Nutrition Estimation for Dietary Management: A Transformer Approach with Depth Sensing
Zhengyi Kwan, Wei Zhang, Zhengkui Wang, Aik Beng Ng, Simon See
TL;DR
This work tackles nutrition estimation for dietary management by introducing NuNet, a depth-aware transformer that fuses RGB and depth information via a dual-branch, multi-scale architecture. The model combines a Swin Transformer-based encoder for RGB and depth, two fusion modules (FL for lightweight fusion and FE for enhanced fusion), and a multi-scale decoder with deep supervision to predict five nutritional factors. Empirical results on Nutrition5k show NuNet achieving a mean MAPE of 15.65%, outperforming RGB-only and RGB+depth baselines and confirming the value of depth data and multi-scale fusion. The study highlights the importance of carefully designed feature fusion and multi-scale processing for robust nutrition estimation, with practical implications for dietary management and cross-domain multi-modal applications.
Abstract
Nutrition estimation is crucial for effective dietary management and overall health and well-being. Existing methods often struggle with sub-optimal accuracy and can be time-consuming. In this paper, we propose NuNet, a transformer-based network designed for nutrition estimation that utilizes both RGB and depth information from food images. We have designed and implemented a multi-scale encoder and decoder, along with two types of feature fusion modules, specialized for estimating five nutritional factors.

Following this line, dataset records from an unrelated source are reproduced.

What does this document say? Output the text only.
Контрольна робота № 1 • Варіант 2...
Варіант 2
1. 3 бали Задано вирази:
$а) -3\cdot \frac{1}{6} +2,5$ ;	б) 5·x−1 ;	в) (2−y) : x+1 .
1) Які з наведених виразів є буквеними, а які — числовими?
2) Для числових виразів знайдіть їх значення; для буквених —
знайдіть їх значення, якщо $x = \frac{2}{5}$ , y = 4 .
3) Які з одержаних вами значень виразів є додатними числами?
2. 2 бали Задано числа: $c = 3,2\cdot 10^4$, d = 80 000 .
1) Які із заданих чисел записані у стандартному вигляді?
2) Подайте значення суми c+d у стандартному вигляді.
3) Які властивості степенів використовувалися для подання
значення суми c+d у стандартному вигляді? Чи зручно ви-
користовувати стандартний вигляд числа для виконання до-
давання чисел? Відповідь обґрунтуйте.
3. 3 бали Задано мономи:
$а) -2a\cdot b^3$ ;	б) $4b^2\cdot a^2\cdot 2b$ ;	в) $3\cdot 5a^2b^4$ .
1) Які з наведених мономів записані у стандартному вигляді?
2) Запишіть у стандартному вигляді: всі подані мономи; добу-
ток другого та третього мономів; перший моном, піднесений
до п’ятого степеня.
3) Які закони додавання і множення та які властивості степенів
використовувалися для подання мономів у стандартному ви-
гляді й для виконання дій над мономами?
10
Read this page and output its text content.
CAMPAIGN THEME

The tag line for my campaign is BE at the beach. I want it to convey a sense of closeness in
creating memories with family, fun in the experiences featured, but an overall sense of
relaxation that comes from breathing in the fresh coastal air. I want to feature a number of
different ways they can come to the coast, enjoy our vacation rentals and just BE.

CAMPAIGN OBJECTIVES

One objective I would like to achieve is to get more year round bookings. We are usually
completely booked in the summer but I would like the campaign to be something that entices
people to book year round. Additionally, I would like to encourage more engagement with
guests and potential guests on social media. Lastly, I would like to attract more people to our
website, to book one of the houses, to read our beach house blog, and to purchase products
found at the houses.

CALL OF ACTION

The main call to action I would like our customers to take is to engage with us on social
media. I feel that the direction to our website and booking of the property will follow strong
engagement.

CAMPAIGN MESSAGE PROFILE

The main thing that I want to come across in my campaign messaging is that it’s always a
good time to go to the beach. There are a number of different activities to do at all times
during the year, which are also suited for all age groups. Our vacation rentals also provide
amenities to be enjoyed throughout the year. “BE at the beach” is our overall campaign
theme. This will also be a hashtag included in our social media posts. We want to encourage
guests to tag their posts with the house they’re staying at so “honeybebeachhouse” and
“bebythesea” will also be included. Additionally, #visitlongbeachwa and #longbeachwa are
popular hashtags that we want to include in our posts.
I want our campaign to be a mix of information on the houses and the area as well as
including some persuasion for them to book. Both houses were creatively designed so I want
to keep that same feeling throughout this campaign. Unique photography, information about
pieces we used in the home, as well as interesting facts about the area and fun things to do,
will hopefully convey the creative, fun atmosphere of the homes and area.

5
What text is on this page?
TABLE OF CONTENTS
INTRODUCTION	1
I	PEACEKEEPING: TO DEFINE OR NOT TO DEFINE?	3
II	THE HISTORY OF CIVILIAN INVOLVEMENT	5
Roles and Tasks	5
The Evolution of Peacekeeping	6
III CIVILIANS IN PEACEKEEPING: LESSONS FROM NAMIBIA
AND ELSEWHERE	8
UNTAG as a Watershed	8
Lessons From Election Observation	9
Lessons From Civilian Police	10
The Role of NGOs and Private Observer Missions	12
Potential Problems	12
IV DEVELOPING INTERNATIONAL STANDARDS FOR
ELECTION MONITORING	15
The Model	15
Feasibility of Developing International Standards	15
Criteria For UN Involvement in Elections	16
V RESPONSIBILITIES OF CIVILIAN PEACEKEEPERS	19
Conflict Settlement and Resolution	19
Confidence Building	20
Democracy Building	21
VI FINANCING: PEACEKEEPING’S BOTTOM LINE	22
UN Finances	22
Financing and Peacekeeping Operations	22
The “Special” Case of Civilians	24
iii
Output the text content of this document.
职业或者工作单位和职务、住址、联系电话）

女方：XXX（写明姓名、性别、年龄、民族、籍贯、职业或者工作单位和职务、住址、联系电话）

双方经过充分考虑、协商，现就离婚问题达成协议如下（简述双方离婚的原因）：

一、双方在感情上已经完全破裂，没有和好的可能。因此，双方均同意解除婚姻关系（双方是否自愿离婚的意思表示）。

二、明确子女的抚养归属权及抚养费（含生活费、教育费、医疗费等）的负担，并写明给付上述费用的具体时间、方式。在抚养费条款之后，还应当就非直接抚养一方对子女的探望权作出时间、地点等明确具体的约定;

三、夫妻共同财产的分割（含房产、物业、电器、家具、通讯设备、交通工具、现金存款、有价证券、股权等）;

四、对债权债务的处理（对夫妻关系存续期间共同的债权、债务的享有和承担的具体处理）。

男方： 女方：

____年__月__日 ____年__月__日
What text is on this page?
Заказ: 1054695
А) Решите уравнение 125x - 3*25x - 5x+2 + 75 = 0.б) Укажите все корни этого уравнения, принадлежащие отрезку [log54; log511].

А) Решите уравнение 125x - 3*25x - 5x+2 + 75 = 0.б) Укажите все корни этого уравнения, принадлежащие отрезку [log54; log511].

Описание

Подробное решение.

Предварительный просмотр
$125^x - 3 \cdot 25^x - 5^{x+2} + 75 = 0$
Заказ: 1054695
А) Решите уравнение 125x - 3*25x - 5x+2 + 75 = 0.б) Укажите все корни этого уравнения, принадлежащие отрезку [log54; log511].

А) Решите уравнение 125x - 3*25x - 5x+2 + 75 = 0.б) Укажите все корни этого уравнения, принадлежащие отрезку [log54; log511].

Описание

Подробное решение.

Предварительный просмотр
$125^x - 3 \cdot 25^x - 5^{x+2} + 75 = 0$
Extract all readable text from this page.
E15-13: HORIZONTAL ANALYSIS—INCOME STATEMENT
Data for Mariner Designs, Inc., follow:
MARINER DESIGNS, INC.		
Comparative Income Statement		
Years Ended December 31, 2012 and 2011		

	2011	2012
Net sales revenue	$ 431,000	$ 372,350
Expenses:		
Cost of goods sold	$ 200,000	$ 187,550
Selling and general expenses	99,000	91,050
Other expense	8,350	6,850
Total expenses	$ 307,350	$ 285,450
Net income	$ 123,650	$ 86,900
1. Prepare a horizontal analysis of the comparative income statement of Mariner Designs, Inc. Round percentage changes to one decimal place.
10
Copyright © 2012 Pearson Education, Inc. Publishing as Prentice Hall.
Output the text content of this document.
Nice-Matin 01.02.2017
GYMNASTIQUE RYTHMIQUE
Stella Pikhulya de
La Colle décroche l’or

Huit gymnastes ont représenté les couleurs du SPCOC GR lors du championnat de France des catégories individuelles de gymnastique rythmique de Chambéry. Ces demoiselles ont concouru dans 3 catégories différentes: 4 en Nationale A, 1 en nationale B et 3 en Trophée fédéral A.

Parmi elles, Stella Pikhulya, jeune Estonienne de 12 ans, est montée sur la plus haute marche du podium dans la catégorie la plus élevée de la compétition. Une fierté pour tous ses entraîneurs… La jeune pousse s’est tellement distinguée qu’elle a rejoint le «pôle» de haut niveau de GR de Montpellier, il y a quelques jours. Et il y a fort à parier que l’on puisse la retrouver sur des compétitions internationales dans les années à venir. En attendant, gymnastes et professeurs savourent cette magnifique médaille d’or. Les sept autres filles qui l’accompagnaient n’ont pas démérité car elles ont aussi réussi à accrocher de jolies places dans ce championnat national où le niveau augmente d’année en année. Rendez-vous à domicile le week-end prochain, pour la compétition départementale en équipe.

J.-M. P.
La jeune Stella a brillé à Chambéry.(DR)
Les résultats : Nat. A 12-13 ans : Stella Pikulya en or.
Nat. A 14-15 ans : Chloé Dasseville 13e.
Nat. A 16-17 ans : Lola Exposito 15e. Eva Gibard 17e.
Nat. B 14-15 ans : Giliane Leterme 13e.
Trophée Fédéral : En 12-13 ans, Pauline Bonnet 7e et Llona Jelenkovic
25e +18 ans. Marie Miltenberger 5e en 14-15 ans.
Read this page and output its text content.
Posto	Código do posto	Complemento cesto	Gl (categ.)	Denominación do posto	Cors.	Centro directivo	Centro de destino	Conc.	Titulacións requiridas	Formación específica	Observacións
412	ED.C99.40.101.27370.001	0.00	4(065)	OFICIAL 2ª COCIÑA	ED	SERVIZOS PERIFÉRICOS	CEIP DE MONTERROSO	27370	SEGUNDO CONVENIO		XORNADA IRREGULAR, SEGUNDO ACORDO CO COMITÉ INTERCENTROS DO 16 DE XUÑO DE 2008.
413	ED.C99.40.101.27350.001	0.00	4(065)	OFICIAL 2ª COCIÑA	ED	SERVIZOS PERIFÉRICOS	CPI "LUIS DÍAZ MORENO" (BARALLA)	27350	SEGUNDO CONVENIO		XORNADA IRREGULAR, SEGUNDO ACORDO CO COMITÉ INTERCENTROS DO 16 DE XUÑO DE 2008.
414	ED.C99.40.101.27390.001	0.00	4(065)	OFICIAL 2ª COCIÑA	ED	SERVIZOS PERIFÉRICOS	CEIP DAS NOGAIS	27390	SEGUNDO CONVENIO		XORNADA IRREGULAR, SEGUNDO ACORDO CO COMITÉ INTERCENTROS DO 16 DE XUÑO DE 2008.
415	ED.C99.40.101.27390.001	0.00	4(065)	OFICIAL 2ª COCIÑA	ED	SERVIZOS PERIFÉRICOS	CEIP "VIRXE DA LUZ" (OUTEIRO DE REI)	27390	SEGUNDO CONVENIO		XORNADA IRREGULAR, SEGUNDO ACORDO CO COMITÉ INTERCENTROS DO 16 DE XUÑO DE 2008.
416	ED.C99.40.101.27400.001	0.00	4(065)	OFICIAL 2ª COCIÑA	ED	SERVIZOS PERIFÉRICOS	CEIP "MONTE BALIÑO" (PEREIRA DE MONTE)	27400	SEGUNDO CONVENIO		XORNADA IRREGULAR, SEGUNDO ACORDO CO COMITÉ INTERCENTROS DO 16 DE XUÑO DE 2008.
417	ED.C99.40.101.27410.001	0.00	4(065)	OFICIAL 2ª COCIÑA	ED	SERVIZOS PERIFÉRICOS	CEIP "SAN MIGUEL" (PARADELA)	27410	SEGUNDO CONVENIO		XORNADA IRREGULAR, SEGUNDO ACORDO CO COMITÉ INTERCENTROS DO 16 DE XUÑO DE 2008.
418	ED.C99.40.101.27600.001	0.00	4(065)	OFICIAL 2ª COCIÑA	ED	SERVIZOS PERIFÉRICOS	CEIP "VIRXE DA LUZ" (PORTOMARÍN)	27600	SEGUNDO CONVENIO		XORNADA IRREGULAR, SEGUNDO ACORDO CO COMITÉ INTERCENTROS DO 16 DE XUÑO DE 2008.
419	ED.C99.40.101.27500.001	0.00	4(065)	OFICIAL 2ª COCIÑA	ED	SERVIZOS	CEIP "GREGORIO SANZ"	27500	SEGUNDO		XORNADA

These modules effectively balance the efficiency and effectiveness of feature extraction with flexible usage of our customized attention mechanisms and fusion strategies. Our experimental study shows that NuNet outperforms its variants and existing solutions significantly for nutrition estimation. It achieves an error rate of 15.65%, the lowest known to us, largely due to our multi-scale architecture and fusion modules. This research holds practical values for dietary management with huge potential for transnational research and deployment and could inspire other applications involving multiple data types with varying degrees of importance.